With known signal intensities of MW and total water (i.e., $S_{\mathrm{STAIR}}^{\mathrm{MW}}$ and $S_{\mathrm{PD}}$), the aMWF can be easily computed by the division operation between Equations (2) and (3). The T₁ and T₂* values of MW ($T_{1,\mathrm{MW}}$ and $T_{2,\mathrm{MW}}^{\ast }$) are set to 220 and 10 ms respectively (16–18, 23, 35, 36). The T₂* of total water ($T_{2,\mathrm{total}}^{\ast }$) is set to 60 ms (16, 23).

2.2. In vivo study

This study was approved by our institutional review board (IRB) and informed consent was obtained from all participants. Seven healthy volunteers (mean age: 39.9 ± 15.9 years, 3 males and 4 females) and seven MS patients (mean age: 53.7 ± 8.7 years, 2 males and 5 females) were recruited and underwent MRI scans. The inclusion criteria for the disease group included a documented diagnosis of MS and age over 18; exclusion criteria included concomitant malignancy and other severe diseases like stroke. The inclusion criteria for healthy volunteers were that participants were in good health and over 18 years old. All individuals with any contraindications for MRI were excluded from study participation.

All participants were scanned on a 3 T clinical MRI scanner (MR750, GE Healthcare Technologies, Milwaukee, WI) and a 12-channel head coil was employed for signal reception.

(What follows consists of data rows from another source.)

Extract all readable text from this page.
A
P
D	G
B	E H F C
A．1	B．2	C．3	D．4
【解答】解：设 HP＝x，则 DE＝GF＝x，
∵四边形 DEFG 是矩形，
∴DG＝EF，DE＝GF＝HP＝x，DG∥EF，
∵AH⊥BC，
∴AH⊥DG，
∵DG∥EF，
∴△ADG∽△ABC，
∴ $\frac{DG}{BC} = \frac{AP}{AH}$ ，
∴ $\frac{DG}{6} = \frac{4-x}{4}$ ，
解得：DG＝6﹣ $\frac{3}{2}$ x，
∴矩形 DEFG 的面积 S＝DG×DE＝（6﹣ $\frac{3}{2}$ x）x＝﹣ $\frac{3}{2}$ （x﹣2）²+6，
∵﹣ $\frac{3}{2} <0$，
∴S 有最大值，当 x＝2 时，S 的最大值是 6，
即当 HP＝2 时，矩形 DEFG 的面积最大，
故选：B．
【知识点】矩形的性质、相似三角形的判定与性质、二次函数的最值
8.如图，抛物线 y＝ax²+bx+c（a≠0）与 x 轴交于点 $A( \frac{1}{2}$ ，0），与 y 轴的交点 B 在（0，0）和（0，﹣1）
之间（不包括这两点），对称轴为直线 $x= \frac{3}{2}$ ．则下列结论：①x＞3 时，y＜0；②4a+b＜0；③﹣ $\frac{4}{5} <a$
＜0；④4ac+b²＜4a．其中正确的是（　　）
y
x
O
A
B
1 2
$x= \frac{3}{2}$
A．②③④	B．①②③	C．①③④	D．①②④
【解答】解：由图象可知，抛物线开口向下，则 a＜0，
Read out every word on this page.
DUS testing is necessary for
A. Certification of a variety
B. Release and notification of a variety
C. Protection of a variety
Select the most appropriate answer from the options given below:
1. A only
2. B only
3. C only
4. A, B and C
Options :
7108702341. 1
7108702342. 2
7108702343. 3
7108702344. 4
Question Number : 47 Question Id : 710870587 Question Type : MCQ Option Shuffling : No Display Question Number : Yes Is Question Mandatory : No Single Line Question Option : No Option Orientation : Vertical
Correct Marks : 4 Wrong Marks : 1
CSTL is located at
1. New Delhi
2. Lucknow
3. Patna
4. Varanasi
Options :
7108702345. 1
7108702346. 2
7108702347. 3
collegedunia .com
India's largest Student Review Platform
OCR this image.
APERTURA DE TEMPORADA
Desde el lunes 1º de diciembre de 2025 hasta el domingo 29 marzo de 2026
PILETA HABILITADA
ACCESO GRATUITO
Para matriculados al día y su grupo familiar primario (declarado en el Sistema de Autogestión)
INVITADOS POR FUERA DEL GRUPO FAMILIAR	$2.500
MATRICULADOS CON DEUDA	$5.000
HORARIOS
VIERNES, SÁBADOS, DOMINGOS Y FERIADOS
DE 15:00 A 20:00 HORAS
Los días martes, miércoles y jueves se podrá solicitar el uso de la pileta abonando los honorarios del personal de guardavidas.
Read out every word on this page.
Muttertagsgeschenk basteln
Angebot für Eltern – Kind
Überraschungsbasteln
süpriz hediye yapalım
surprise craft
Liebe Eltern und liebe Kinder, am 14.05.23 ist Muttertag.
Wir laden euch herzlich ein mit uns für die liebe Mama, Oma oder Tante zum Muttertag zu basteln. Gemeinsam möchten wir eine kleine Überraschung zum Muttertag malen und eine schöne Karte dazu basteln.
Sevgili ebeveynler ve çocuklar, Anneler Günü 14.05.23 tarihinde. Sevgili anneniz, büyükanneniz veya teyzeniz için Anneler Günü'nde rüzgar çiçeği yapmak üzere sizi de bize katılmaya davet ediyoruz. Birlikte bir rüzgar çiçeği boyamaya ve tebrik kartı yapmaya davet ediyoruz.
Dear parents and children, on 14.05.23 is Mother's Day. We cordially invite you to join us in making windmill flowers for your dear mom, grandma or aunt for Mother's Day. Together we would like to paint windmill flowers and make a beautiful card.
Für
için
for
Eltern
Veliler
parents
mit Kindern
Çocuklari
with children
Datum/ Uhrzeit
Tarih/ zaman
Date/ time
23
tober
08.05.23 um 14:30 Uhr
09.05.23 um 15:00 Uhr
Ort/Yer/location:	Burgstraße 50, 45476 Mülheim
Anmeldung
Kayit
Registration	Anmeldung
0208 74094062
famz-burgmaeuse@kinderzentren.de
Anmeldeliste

The sequence parameters of the STAIR-EPI and PD-EPI sequences were as follows: i) STAIR-EPI: field of view (FOV) = 22 × 22 cm², matrix = 128 × 128, TR/TI/TE = 250/117/5.5 ms, flip angle (FA) = 90°, number of shots = 8, slice thickness = 5 mm, number of slices = 15, number of excitations (NEX) = 30, and scan time = 15 min; (ii) PD-EPI: FOV = 22 × 22 cm², matrix = 128 × 128, TR/TE = 250/5.5 ms, FA = 5°, slice thickness = 5 mm, number of slices = 15, NEX = 10, and scan time = 43s. A clinical T₂-FLAIR sequence included for diagnosis was scanned with the following parameters: FOV = 25.6 × 25.6 × 16.3 cm³, matrix = 256 × 256 × 136, TR/TI/TE = 7,000/2,028/130 ms, acceleration factor = 4, and scan time = 5.5 min.

2.3. Data analysis

MS lesion regions in MS patients (a total of 66 lesions) and eight non-lesion white matter regions in healthy volunteers (i.e., NWM) and MS patients (i.e., NAWM) were manually drawn for aMWF quantification. The non-lesion regions included the left and right centrum semioval, subcortical white matter, periventricular regions, splenium, and genu of the corpus callosum (see Figure 2). Region of interest (ROI) drawings and aMWF calculations were both performed on MATLAB 2022a software (MathWorks Inc., Natick, MA, USA).

FIGURE 2

Figure 2. Representative non-lesion ROIs (orange ovals) of the eight WM regions including the left and right centrum semioval, subcortical white matter, periventricular regions, splenium, and genu of the corpus callosum for healthy volunteers and MS patients.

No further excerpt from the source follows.